Peter Sean Brown is a U.S. citizen who lives in the Florida Keys. He was born in Philadelphia and has lived in Florida for 10 years. Before this year, he had never heard of Immigrations and Customs Enforcement, or ICE.

That changed abruptly in April, when the Monroe County Sheriff’s Office held him in jail so that ICE could try to deport him — even though he’s a U.S. citizen. The ACLU, the ACLU of Florida, the Southern Poverty Law Center, and Gibson, Dunn & Crutcher LLP filed a lawsuit today against the sheriff’s office for violating Peter’s Fourth Amendment rights. His experience — being locked in jail away from his family, friends, and job to facilitate an illegal deportation — is a stark example of what can go wrong when local law enforcement does ICE’s bidding. 

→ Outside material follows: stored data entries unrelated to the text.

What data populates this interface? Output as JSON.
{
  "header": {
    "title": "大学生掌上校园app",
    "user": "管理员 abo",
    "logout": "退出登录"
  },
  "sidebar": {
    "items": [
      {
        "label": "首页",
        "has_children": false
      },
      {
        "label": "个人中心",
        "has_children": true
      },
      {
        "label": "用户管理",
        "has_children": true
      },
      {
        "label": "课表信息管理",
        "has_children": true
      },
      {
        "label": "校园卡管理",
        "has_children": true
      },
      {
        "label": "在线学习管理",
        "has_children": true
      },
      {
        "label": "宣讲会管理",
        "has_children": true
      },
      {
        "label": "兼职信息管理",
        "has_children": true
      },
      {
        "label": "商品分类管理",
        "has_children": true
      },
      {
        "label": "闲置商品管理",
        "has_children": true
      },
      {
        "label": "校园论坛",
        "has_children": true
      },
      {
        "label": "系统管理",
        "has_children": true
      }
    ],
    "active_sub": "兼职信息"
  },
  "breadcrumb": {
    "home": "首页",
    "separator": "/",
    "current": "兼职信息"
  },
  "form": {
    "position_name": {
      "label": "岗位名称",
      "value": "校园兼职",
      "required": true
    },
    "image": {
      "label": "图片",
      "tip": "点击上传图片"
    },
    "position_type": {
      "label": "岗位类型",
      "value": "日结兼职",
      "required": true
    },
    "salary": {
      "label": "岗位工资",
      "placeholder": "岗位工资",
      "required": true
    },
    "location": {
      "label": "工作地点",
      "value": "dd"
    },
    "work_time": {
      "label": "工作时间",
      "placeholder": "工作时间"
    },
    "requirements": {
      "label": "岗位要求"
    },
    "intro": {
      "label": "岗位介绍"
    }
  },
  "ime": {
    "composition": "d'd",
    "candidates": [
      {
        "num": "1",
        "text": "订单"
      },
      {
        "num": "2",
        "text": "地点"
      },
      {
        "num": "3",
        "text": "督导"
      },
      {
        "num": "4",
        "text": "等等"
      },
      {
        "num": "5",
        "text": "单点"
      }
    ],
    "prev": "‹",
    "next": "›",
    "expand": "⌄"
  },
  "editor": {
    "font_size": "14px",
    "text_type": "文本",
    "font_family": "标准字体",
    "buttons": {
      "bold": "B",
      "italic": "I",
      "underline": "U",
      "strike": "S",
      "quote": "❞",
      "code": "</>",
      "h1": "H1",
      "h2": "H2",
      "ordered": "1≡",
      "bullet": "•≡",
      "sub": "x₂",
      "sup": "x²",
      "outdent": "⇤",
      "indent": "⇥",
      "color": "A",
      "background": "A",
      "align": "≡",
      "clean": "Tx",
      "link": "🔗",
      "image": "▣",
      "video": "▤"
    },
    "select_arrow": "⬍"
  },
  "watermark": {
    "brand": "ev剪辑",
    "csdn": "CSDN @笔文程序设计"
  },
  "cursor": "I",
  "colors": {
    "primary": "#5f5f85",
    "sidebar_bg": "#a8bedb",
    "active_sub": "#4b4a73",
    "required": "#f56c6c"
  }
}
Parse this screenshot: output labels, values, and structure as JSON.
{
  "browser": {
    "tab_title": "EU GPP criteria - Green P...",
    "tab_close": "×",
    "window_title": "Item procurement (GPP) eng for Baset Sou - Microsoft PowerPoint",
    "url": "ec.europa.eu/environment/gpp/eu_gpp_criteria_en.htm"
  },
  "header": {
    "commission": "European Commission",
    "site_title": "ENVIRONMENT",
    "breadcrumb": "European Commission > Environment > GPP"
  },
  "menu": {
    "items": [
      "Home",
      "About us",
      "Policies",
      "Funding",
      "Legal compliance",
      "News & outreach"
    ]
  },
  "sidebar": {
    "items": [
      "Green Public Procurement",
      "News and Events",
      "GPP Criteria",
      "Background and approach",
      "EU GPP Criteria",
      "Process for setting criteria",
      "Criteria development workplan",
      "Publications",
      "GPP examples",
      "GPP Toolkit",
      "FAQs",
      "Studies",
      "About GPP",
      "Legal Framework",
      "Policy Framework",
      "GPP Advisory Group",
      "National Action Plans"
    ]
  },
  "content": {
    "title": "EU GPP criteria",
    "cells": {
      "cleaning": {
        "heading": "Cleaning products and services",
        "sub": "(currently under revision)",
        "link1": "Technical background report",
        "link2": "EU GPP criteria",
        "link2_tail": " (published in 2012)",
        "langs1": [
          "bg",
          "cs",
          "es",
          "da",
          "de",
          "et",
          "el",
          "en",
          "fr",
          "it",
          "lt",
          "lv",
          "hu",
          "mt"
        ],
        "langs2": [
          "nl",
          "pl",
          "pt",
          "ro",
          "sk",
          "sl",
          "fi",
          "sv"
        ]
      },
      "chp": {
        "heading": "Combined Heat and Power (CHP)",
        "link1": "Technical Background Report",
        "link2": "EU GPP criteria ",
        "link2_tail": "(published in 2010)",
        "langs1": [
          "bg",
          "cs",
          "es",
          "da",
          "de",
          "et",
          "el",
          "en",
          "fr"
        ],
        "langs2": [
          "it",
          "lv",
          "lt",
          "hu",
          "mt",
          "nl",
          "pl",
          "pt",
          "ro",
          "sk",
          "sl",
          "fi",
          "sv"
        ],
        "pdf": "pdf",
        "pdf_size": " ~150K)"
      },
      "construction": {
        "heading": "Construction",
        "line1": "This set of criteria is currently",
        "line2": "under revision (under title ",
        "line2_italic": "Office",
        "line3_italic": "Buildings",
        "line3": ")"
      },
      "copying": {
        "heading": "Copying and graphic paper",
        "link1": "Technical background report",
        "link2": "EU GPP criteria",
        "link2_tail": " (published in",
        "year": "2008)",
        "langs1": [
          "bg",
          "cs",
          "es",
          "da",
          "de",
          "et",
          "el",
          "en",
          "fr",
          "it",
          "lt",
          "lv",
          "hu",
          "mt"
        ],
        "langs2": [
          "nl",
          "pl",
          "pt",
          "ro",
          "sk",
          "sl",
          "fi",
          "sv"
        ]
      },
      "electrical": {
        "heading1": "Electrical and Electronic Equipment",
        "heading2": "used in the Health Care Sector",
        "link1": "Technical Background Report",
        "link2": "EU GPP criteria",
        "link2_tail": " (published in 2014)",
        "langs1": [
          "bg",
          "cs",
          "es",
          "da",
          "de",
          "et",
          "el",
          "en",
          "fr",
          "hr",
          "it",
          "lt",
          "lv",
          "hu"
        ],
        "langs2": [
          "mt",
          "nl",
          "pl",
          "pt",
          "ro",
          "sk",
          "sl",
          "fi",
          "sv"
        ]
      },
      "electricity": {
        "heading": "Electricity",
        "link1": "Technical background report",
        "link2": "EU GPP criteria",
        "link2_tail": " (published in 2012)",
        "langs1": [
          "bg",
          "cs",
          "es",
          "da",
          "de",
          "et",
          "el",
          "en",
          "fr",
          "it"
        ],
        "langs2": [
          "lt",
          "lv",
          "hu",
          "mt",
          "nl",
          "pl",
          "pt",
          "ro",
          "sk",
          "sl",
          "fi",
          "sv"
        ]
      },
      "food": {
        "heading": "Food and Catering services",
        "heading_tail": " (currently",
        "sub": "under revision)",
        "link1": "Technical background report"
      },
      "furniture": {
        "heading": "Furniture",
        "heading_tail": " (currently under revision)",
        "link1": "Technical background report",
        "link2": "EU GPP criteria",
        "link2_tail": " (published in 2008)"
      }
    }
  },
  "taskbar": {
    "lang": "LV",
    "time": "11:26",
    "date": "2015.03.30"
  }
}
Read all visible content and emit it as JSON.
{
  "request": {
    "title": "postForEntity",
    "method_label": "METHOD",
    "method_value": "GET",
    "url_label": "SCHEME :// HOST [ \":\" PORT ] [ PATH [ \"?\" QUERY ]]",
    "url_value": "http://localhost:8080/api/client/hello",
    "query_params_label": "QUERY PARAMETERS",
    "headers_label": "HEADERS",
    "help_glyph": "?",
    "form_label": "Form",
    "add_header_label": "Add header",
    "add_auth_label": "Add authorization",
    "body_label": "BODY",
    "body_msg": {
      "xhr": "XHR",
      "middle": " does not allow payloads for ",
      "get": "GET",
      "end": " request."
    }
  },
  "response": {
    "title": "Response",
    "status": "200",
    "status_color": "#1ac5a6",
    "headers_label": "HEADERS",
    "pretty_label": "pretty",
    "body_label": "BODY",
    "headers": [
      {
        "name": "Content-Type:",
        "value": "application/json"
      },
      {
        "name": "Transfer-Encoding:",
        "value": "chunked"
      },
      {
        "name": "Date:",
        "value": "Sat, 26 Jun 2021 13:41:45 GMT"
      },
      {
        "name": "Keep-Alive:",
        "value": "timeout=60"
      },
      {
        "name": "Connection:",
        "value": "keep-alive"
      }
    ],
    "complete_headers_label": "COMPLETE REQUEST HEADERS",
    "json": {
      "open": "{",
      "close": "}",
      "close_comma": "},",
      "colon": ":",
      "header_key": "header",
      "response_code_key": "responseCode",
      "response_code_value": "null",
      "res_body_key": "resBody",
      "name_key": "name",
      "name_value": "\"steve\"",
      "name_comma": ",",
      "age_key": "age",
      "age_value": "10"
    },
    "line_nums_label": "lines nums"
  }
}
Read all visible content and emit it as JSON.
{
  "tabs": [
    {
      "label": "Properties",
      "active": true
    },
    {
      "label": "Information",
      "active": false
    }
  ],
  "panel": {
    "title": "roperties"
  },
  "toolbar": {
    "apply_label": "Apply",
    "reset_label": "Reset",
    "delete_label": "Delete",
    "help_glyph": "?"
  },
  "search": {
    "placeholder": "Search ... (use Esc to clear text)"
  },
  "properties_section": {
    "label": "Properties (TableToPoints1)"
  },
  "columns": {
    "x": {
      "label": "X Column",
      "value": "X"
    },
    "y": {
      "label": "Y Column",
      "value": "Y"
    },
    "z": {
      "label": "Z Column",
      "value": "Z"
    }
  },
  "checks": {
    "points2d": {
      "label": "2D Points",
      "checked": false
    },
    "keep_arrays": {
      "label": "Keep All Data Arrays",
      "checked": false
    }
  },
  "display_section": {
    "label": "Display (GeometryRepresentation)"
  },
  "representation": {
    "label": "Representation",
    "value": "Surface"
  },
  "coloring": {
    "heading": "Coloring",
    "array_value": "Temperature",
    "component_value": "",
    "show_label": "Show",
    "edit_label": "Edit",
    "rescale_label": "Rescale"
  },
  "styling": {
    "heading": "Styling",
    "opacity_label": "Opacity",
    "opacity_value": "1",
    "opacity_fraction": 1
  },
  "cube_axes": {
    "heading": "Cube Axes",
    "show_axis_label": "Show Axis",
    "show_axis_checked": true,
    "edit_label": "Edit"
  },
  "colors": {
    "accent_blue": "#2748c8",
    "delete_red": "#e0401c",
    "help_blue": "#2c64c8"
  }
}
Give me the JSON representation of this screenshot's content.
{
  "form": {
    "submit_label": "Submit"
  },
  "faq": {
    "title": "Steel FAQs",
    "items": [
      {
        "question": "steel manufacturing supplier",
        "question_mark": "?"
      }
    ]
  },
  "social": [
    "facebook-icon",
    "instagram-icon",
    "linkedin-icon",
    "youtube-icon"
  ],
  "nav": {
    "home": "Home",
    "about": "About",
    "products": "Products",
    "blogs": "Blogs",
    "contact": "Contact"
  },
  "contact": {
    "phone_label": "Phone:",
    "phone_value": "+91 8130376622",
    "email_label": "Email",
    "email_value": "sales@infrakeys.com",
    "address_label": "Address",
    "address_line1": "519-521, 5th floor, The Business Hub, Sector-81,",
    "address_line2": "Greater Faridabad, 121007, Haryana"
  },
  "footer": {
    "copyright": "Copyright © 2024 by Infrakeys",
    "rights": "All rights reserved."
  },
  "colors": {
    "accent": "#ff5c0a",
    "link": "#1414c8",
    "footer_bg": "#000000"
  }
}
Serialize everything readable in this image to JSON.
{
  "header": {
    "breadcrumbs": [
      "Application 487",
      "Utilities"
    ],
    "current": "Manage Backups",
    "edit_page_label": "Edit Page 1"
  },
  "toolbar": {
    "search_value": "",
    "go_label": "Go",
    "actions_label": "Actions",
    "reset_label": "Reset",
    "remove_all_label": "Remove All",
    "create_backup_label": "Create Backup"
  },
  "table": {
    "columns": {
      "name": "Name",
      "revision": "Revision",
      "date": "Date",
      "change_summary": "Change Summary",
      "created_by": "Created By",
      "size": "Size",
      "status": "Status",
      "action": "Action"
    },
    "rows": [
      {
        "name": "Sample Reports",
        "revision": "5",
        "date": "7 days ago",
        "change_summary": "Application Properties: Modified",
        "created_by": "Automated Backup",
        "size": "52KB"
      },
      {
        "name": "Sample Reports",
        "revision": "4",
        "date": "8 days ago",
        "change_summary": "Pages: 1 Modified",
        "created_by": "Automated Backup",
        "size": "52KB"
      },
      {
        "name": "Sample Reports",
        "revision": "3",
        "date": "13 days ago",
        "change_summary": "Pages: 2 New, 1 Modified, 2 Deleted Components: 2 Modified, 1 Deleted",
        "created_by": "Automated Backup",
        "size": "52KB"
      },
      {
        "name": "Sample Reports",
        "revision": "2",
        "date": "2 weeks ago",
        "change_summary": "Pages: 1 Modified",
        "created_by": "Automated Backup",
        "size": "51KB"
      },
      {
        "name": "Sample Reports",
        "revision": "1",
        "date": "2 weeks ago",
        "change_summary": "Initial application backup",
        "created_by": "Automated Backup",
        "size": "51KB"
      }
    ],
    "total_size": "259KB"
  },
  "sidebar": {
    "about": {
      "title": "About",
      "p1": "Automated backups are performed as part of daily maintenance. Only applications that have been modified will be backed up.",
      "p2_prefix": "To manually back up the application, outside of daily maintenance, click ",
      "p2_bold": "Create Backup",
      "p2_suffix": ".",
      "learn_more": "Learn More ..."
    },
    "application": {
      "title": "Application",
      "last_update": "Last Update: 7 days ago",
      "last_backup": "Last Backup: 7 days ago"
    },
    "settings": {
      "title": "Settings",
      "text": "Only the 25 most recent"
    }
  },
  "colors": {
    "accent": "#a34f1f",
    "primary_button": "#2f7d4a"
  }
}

The saga began when Peter reported to the Monroe County Sheriff’s office for violating probation with a low-level, marijuana-related offense. Instead of quickly releasing him, the Monroe County Sheriff’s Office told Peter that they were keeping him locked up to facilitate his deportation. ICE had faxed a request, known as a “detainer,” asking the sheriff to lock Peter up, so it could deport him to Jamaica.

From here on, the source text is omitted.